A Più Libri Più Liberi, la fiera della media e piccola editoria indipendente, che si è svolta a Roma al Centro Congressi La Nuvola dal 7 all’11 dicembre, ho avuto modo di scambiare quattro chiacchiere con Nicolò Petruzzella, redattore e traduttore dal francese, persona squisita che ringrazio per il suo tempo. Petruzzella ha tradotto per L’orma editore, tra l’altro, Bernard Quiriny, Frédéric Pajak e Vincent Message.

Il mese scorso avete festeggiato dieci anni di attività. I miei più sinceri auguri. Com’è nata la casa editrice?

L’orma è nata da un sodalizio intellettuale tra Lorenzo Flabbi e Marco Federici Solari, entrambi accademici: il primo con un percorso nella comparatistica, l’altro nella germanistica. Flabbi ha insegnato alla Sorbona, mentre Federici Solari ha continuato un percorso universitario in Germania, per poi fondare a Roma una libreria dell’usato (La libreria Libri Necessari, ndr). Ma è a Berlino che si riuniscono per pensare a un progetto editoriale: la loro idea è quello di coinvolgere intellettuali, scrittori, traduttori attorno a un progetto condiviso, insomma creare, come accadeva a inizio Novecento, “una rivista”. Così è nata L’orma editore. La svolta è avvenuta quando hanno chiesto all’editore francese Gallimard se fossero liberi i diritti di Annie Ernaux per l’Italia, stessa cosa all’editore tedesco Suhrkamp per quelli di Uwe Johnson. Sapevamo che Ernaux fosse un’autrice da major, ma per qualche ragione era sfuggita alla rete, così l’acquisizione di questi due autori – che usciranno nel biennio successivo alla nascita della casa editrice – è la conferma che il progetto può partire. Decidono così di mettere al mondo L’orma editore con sede a Roma, in via Annia (zona Colosseo).

Che poi, orma, è l’anagramma di Roma.

In realtà il nome nasce dalla contrazione delle iniziali degli editori: Lorenzo e Marco. Hanno pensato a vari nomi in quell’appartamento berlinese. Il più papabile era Port-Bou (dove Walter Benjamin si è tolto la vita, ndr), ma per i primi tempi era stata battezzata «Progetto Clarissa», prendeva il nome dalla cagnolina di Federici Solari. La scelta della città è stata aleatoria. Il fatto che “orma” sia l’anagramma di Roma è una bellissima coincidenza.

Ma soprattutto: chi è L’orma?

A parte i due fondatori, l’altra figura storica è Elena Vozzi, che è la caporedattrice.

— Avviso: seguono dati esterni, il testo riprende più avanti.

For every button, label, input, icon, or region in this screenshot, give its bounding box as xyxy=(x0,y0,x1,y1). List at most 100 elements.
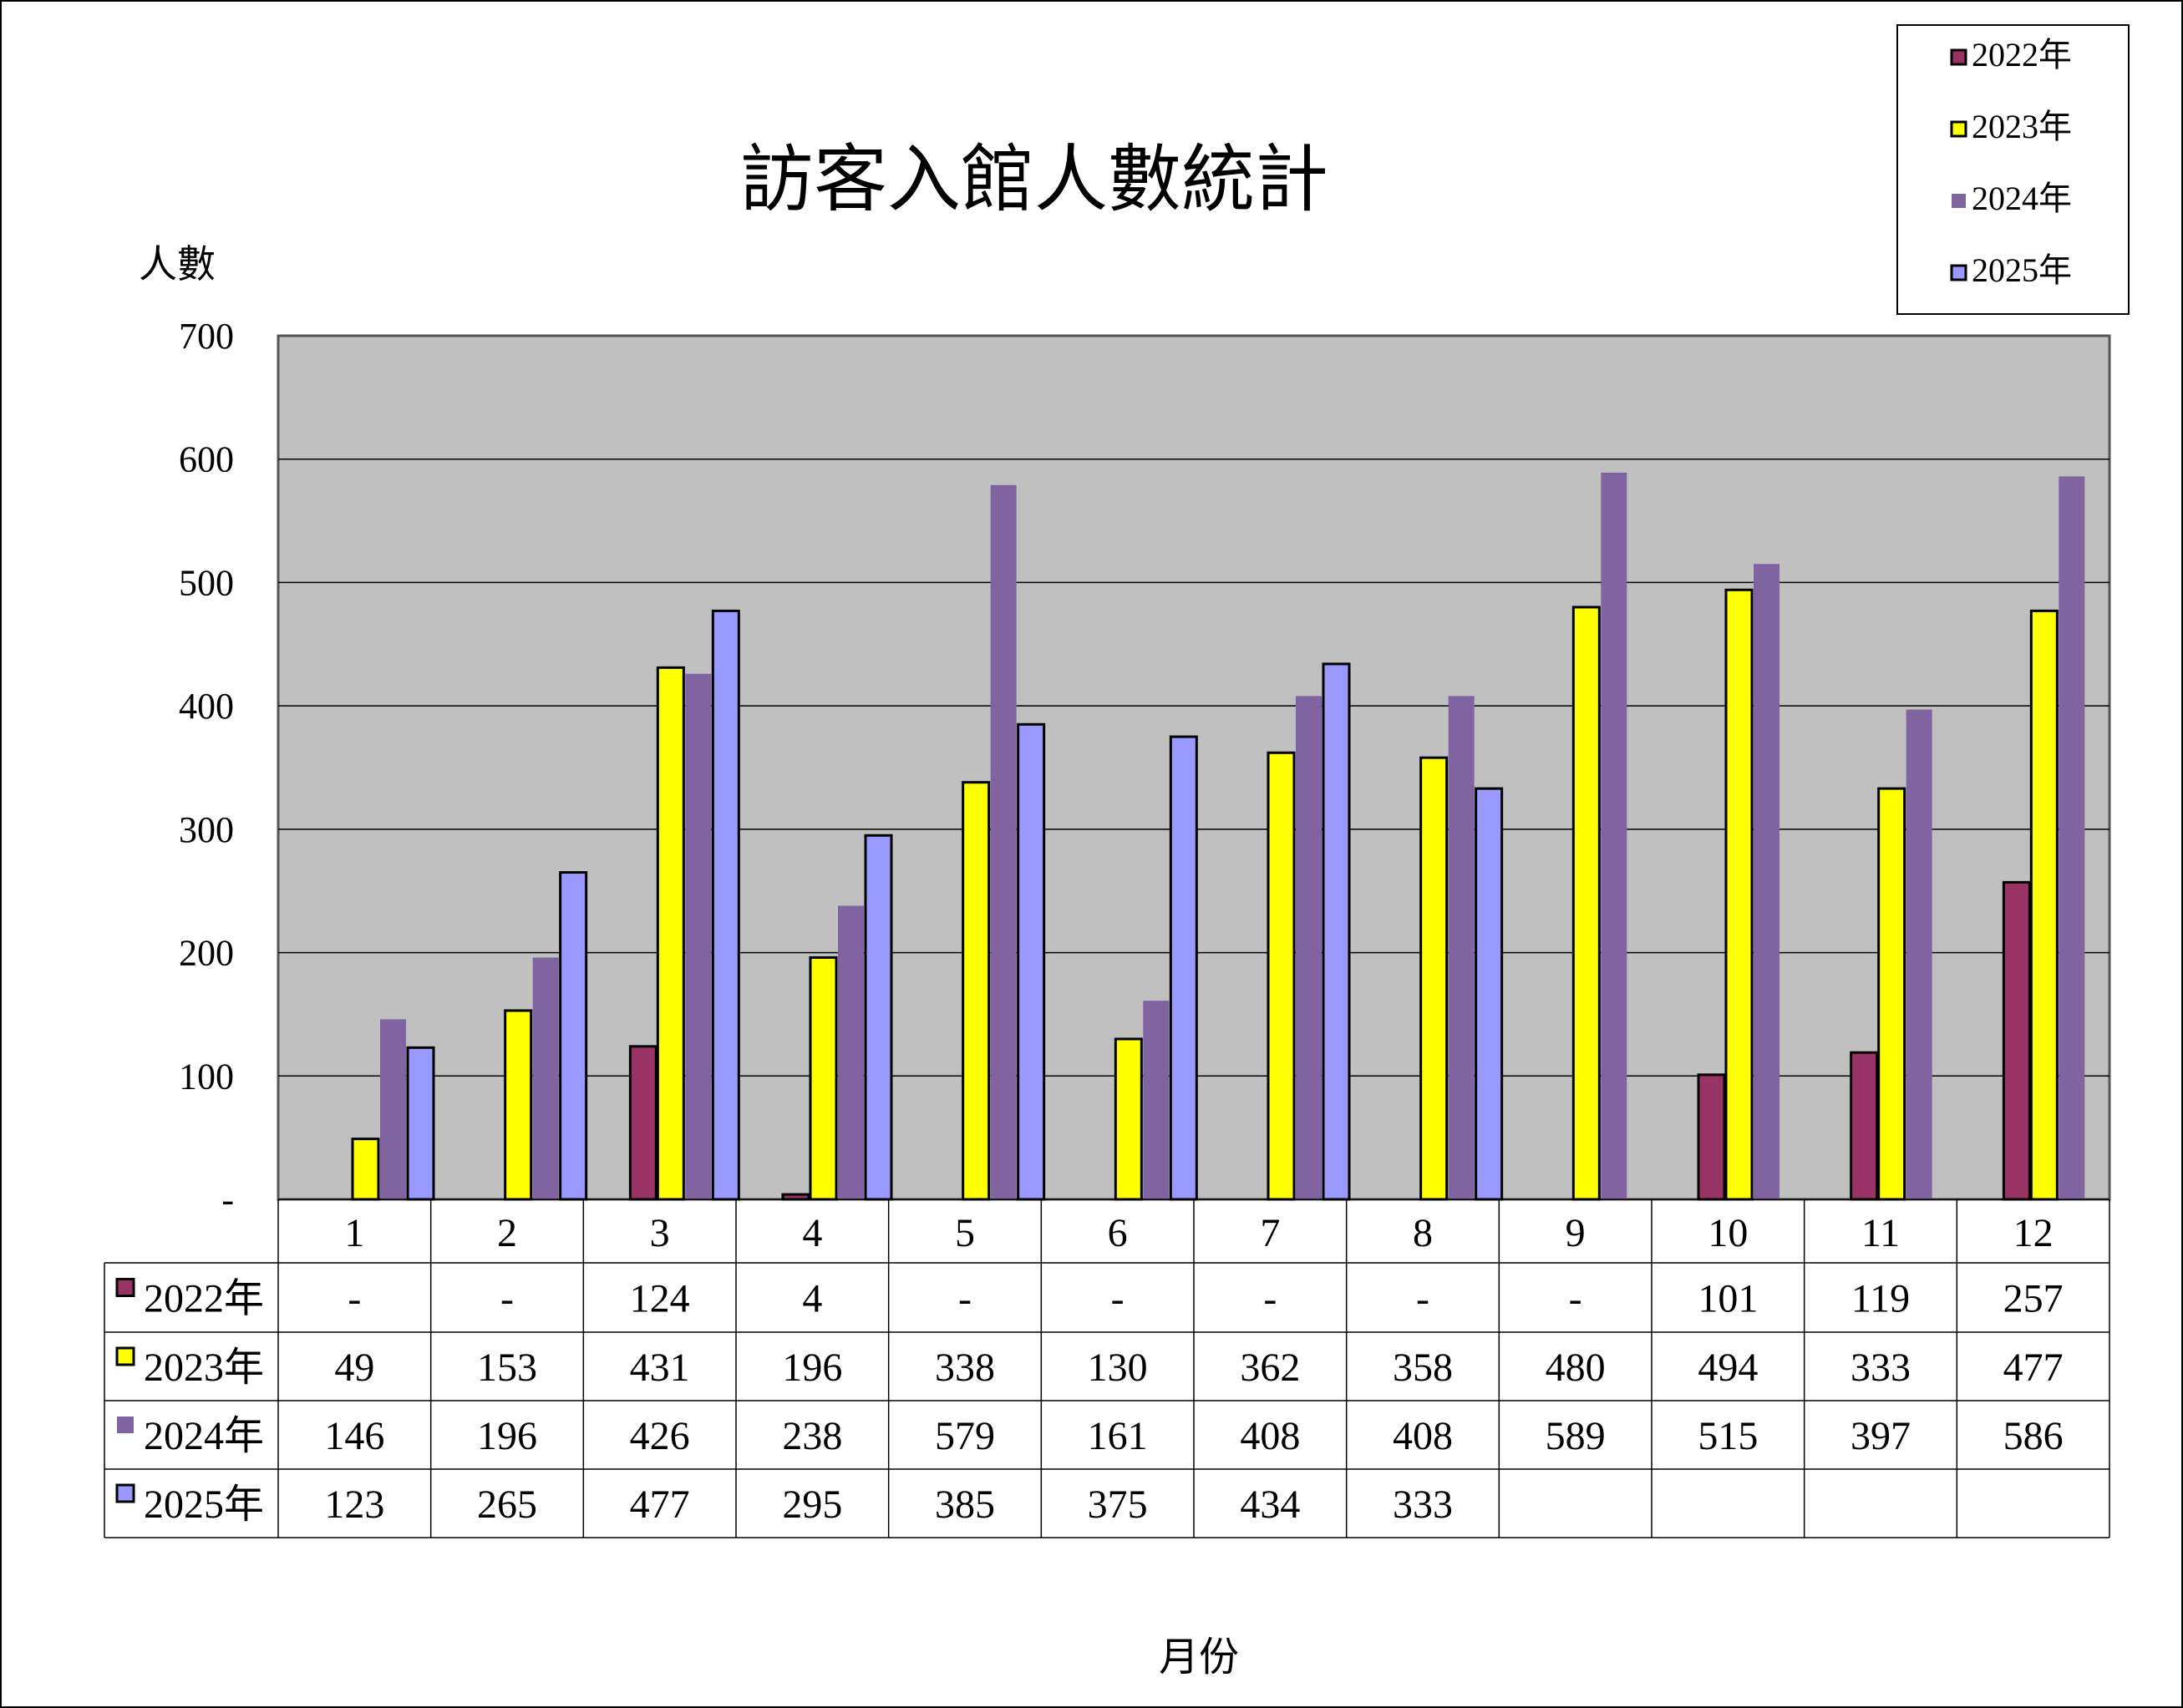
legend-label: 2023年 xyxy=(1972,108,2072,145)
bar-2024年-7 xyxy=(1296,696,1322,1199)
legend-box xyxy=(1896,24,2130,315)
legend-swatch xyxy=(1950,264,1967,281)
table-cell: 362 xyxy=(1240,1346,1300,1390)
x-tick-label: 8 xyxy=(1413,1211,1433,1255)
bar-2023年-10 xyxy=(1724,588,1754,1201)
x-tick-label: 9 xyxy=(1566,1211,1586,1255)
legend-label: 2025年 xyxy=(1972,251,2072,289)
bar-2025年-4 xyxy=(864,834,893,1201)
table-cell: 431 xyxy=(630,1346,690,1390)
table-cell: 153 xyxy=(477,1346,537,1390)
bar-2023年-3 xyxy=(656,666,685,1201)
chart-title: 訪客入館人數統計 xyxy=(740,136,1328,222)
y-tick-label: - xyxy=(221,1179,234,1220)
bar-2023年-6 xyxy=(1114,1037,1143,1201)
table-cell: 477 xyxy=(630,1482,690,1527)
bar-2023年-1 xyxy=(351,1138,380,1201)
legend: 2022年 2023年 2024年 2025年 xyxy=(1896,24,2130,315)
bar-2023年-11 xyxy=(1877,787,1906,1201)
bar-2024年-9 xyxy=(1601,472,1627,1199)
bar-2025年-7 xyxy=(1322,662,1351,1201)
table-cell: 586 xyxy=(2003,1414,2064,1458)
x-tick-label: 3 xyxy=(650,1211,670,1255)
x-axis-label: 月份 xyxy=(1159,1634,1239,1680)
bar-2022年-12 xyxy=(2002,880,2031,1201)
bar-2024年-8 xyxy=(1448,696,1475,1199)
bar-2023年-7 xyxy=(1267,751,1296,1201)
table-cell: 124 xyxy=(630,1277,690,1321)
bar-2023年-12 xyxy=(2029,609,2059,1201)
bar-2024年-10 xyxy=(1754,564,1779,1199)
legend-swatch xyxy=(1950,120,1967,138)
bar-2024年-4 xyxy=(838,905,864,1199)
legend-swatch xyxy=(1950,48,1967,66)
bar-2023年-5 xyxy=(962,781,991,1201)
table-cell: 101 xyxy=(1698,1277,1758,1321)
bar-2024年-5 xyxy=(990,484,1017,1199)
table-cell: 161 xyxy=(1088,1414,1148,1458)
bar-2022年-3 xyxy=(628,1045,657,1201)
table-cell: 408 xyxy=(1240,1414,1300,1458)
bar-2024年-12 xyxy=(2059,476,2085,1199)
table-cell: 426 xyxy=(630,1414,690,1458)
table-cell: 358 xyxy=(1393,1346,1453,1390)
table-cell: 257 xyxy=(2003,1277,2064,1321)
table-cell: 295 xyxy=(782,1482,842,1527)
bar-2025年-3 xyxy=(711,609,740,1201)
table-cell: - xyxy=(1111,1277,1124,1321)
y-tick-label: 300 xyxy=(179,809,234,850)
table-cell: - xyxy=(1263,1277,1277,1321)
table-series-swatch xyxy=(115,1483,135,1503)
table-cell: 49 xyxy=(334,1346,374,1390)
bar-2025年-2 xyxy=(559,871,588,1201)
table-cell: 265 xyxy=(477,1482,537,1527)
table-cell: - xyxy=(500,1277,514,1321)
table-cell: 397 xyxy=(1850,1414,1911,1458)
table-cell: 130 xyxy=(1088,1346,1148,1390)
bar-2024年-11 xyxy=(1906,709,1932,1199)
table-cell: 119 xyxy=(1851,1277,1910,1321)
x-tick-label: 5 xyxy=(955,1211,975,1255)
table-cell: 375 xyxy=(1088,1482,1148,1527)
bar-2024年-1 xyxy=(380,1019,406,1199)
table-cell: - xyxy=(1416,1277,1429,1321)
table-cell: 477 xyxy=(2003,1346,2064,1390)
bar-2025年-6 xyxy=(1169,735,1198,1201)
x-tick-label: 4 xyxy=(802,1211,822,1255)
table-series-label: 2024年 xyxy=(144,1414,264,1458)
x-tick-label: 10 xyxy=(1708,1211,1748,1255)
x-tick-label: 7 xyxy=(1260,1211,1280,1255)
table-cell: 238 xyxy=(782,1414,842,1458)
table-cell: 333 xyxy=(1393,1482,1453,1527)
table-cell: 480 xyxy=(1546,1346,1606,1390)
table-cell: 123 xyxy=(324,1482,384,1527)
bars xyxy=(351,472,2085,1201)
x-tick-label: 12 xyxy=(2013,1211,2054,1255)
table-cell: 333 xyxy=(1850,1346,1911,1390)
legend-label: 2024年 xyxy=(1972,180,2072,217)
legend-swatch xyxy=(1952,194,1966,208)
x-tick-label: 11 xyxy=(1861,1211,1900,1255)
bar-2024年-2 xyxy=(532,957,559,1199)
x-tick-label: 1 xyxy=(344,1211,364,1255)
table-series-label: 2025年 xyxy=(144,1482,264,1527)
table-cell: 385 xyxy=(935,1482,995,1527)
bar-2022年-4 xyxy=(781,1193,810,1201)
bar-2025年-5 xyxy=(1017,722,1046,1201)
bar-2024年-6 xyxy=(1143,1001,1170,1199)
y-axis-ticks: - 100 200 300 400 500 600 700 xyxy=(179,316,234,1220)
y-tick-label: 100 xyxy=(179,1056,234,1097)
table-cell: 338 xyxy=(935,1346,995,1390)
table-cell: 434 xyxy=(1240,1482,1300,1527)
bar-2025年-1 xyxy=(406,1046,435,1201)
table-cell: 4 xyxy=(802,1277,822,1321)
bar-2022年-10 xyxy=(1697,1073,1726,1201)
table-cell: - xyxy=(958,1277,972,1321)
table-cell: 408 xyxy=(1393,1414,1453,1458)
table-series-swatch xyxy=(115,1346,135,1366)
table-cell: 515 xyxy=(1698,1414,1758,1458)
table-series-swatch xyxy=(117,1417,134,1433)
table-cell: 146 xyxy=(324,1414,384,1458)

Si occupa di tutto ciò che passa dalla redazione, alla tipografia, ai social network. Fino a pochi mesi fa c’è stato Massimiliano Borelli all’ufficio commerciale, è stato sostituito da Claudia Romagnuolo, studiosa di lingue iraniche, traduttrice di René Barjavel e degli scritti inediti di Simone de Beauvoir. L’ufficio stampa è affidato a Beatrice Carvisiglia, Delphine Ménage si occupa della redazione francese, io, Nicolò Petruzzella, della redazione e traduzione dal francese. Ogni tanto abbiamo i tirocinanti e con alcuni di loro abbiamo avuto modo di lavorare finito il tirocinio, in più siamo affiancati da una serie di collaboratori esterni come i traduttori e i prefatori che negli anni sono diventati parte integrante della nostra comunità.

In via Annia è come stare in famiglia. Si è creato uno scambio culturale, è come se fosse un laboratorio di ricerca, la maggior parte delle decisioni sono condivise, Flabbi e Federici Solari hanno molto piacere a coinvolgere tutti perché c’è una grande fiducia reciproca. C’è una sorta di bellezza nel lavorare per una casa editrice indipendente: il lavoro non è alienante, la mattina si traduce, il pomeriggio si fa un po’ di grafica.

Quanto è difficile essere una casa editrice indipendente in Italia?

A questa domanda potrebbero rispondere meglio gli editori, ma posso dirti che rispetto al crollo del mercato editoriale del 2012 in cui si pensava che l’editoria si sarebbe pian piano ridimensionata perché i grandi gruppi non avevano retto all’impatto della crisi economica, in realtà è stato un periodo di rifioritura di case editrici indipendenti. Ne potrei citare decine che si occupano di fare ricerca culturale, a cui a volte sfugge alle major perché oberate di lavoro – non riescono a seguire tutto, purtroppo. Ci sono tantissimi esempi in questo caso: Annie Ernaux si è dimostrata una grandissima autrice che avrebbe rischiato di non essere pubblicata in Italia, era stata proposta in maniera randomica anni fa, ma poi non sono stati pubblicati altri titoli, forse perché un libro non aveva venduto bene, o chissà che altro. Ora, comunque, sembra un momento di grande fioritura dell’editoria indipendente, una delle cose belle del Nobel è stata la quantità di complimenti che ci è arrivata dai colleghi che lo hanno sentito anche come una loro vittoria. Nell’ambiente spesso ci si conosce, per dirti se 66thand2nd pubblica un premio Nobel, a me fa piacere.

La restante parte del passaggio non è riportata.